Edgar heran melihat kelabilan Alana, bunda hanya bisa mengangkat bahu mendengar pertanyaan Edgar.

Dalam hati ia memantapkan hati, baiklah, ia juga akan mengambil jurusan kedokteran. Sebenarnya ia bukan tipe anak yang bodoh, ia lumayan pintar saat SD dulu. Karena orang tuanya tak begitu memperhatikan dirinya, makanya ia menjadi anak yang pemalas.

Buat apa capek-capek belajar kalau tidak ada yang mengambil raport.
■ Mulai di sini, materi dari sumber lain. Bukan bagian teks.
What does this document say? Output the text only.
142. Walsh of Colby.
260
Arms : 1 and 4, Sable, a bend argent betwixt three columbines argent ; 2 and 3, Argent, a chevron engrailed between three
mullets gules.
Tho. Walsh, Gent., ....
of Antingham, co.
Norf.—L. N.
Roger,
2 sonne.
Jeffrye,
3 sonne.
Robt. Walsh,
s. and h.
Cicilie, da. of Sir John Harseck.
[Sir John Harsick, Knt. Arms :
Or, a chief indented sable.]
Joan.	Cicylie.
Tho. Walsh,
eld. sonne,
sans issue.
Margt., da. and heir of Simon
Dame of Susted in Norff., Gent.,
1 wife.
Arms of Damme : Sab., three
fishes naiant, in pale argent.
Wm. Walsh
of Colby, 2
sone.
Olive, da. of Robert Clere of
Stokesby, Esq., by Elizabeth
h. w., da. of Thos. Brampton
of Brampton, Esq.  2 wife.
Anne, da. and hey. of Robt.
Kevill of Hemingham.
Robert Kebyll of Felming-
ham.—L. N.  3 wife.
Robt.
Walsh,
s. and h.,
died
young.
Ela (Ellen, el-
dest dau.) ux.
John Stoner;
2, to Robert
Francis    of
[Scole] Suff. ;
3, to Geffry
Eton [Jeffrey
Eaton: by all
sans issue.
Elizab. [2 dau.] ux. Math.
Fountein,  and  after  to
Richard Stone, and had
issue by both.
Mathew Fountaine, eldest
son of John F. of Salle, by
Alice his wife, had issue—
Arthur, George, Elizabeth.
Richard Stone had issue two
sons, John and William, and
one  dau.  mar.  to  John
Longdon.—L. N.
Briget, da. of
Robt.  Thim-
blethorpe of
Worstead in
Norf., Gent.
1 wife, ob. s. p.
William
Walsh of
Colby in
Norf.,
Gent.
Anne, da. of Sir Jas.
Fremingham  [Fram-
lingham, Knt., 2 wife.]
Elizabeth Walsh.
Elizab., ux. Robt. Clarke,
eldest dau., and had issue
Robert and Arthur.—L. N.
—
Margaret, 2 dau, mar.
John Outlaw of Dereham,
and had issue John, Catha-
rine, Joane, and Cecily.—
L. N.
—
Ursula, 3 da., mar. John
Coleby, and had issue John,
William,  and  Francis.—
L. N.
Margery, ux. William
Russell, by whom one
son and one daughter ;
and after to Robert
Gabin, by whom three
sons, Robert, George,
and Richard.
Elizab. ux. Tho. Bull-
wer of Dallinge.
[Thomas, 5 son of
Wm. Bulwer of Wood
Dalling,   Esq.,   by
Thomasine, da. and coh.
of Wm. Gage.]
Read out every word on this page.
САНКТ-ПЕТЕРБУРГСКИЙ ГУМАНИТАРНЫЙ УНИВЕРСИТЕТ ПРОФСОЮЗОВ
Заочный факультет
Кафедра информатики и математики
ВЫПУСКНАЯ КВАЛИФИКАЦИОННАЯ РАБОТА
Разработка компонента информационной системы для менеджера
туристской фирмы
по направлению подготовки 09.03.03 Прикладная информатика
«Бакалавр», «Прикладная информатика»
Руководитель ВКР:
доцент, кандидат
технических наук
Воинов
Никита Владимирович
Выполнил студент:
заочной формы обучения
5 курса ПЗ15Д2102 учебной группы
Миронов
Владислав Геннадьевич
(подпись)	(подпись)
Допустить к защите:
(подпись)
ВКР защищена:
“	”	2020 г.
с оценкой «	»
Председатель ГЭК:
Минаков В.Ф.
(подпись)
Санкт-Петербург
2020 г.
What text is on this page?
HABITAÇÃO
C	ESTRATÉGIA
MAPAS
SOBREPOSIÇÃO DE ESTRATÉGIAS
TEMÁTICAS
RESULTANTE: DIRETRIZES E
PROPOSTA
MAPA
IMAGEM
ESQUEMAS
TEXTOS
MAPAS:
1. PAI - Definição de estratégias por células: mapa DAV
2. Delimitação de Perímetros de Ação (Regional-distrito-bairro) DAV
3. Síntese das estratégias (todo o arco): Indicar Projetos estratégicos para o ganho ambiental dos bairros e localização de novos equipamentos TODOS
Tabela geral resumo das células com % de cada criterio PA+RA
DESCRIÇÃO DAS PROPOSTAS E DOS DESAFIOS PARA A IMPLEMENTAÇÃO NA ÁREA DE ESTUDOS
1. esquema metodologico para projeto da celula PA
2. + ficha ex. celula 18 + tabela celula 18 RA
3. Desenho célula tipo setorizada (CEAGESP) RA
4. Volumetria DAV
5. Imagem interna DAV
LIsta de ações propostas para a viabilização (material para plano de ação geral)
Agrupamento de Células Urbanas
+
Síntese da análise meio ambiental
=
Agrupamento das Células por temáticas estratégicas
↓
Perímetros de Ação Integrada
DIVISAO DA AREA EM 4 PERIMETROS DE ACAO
Toh orang tuanya tak akan peduli berapa nilai yang ia dapatkan, asal ia naik kelas mereka tak akan protes.

"Bunda nggak ngantuk? Bunda tidur aja, biar aku yang jagain Alana."

"Emang nggak ngerepotin?"

"Repot apa, sih, Bun? Kayak sama siapa aja."

"Ya udah, Bunda tidur bentar, ya. Ntar kita gantian jaga."

Bunda Alana merebahkan tubuhnya di sofa. Dalam sekejap beliau sudah terlelap, tampak sangat kelelahan. Edgar trenyuh melihat wajah lelah yang sedang tertidur itu.

***

Edgar duduk di sisi ranjang sambil menatap wajah Alana yang tampak tenang. Ia menyingkirkan beberapa anak rambut yang turun ke dahi Alana. Ia kaget karena tiba-tiba Alana membuka matanya. Alana juga kaget melihat Edgar ada di sampingnya.

"Gar, lo?"

"Iya, gue di sini."

"Gar, maafin gu ...."

"Udah, nggak usah dibahas." Edgar memotong perkataan Alana. Mereka berdua diam. Hanya terdengar bunyi jarum jam. Alana sesekali melirik ke arah Edgar.

"Lo kenapa, hem?"

"Magh gue kumat."

"Lo nggak kasihan sama bunda?" Edgar mengarahkan dagunya ke arah bunda yang sedang tertidur di sofa. Alana tak menjawab, ia hanya menundukkan wajahnya.

"Gar, gue tadi malam mimpi ketemu mas Adrian."

"Lo kangen banget sama dia?"

"Namanya juga mantan."

"Gue nggak pernah 'tuh kangen sama mantan gue!" sindir Edgar.

"Beda, lo 'kan nggak serius sama mereka. Kalau gue 'kan serius."

Bulshit! Biar serius juga endingnya di-ghosting, pikir Edgar.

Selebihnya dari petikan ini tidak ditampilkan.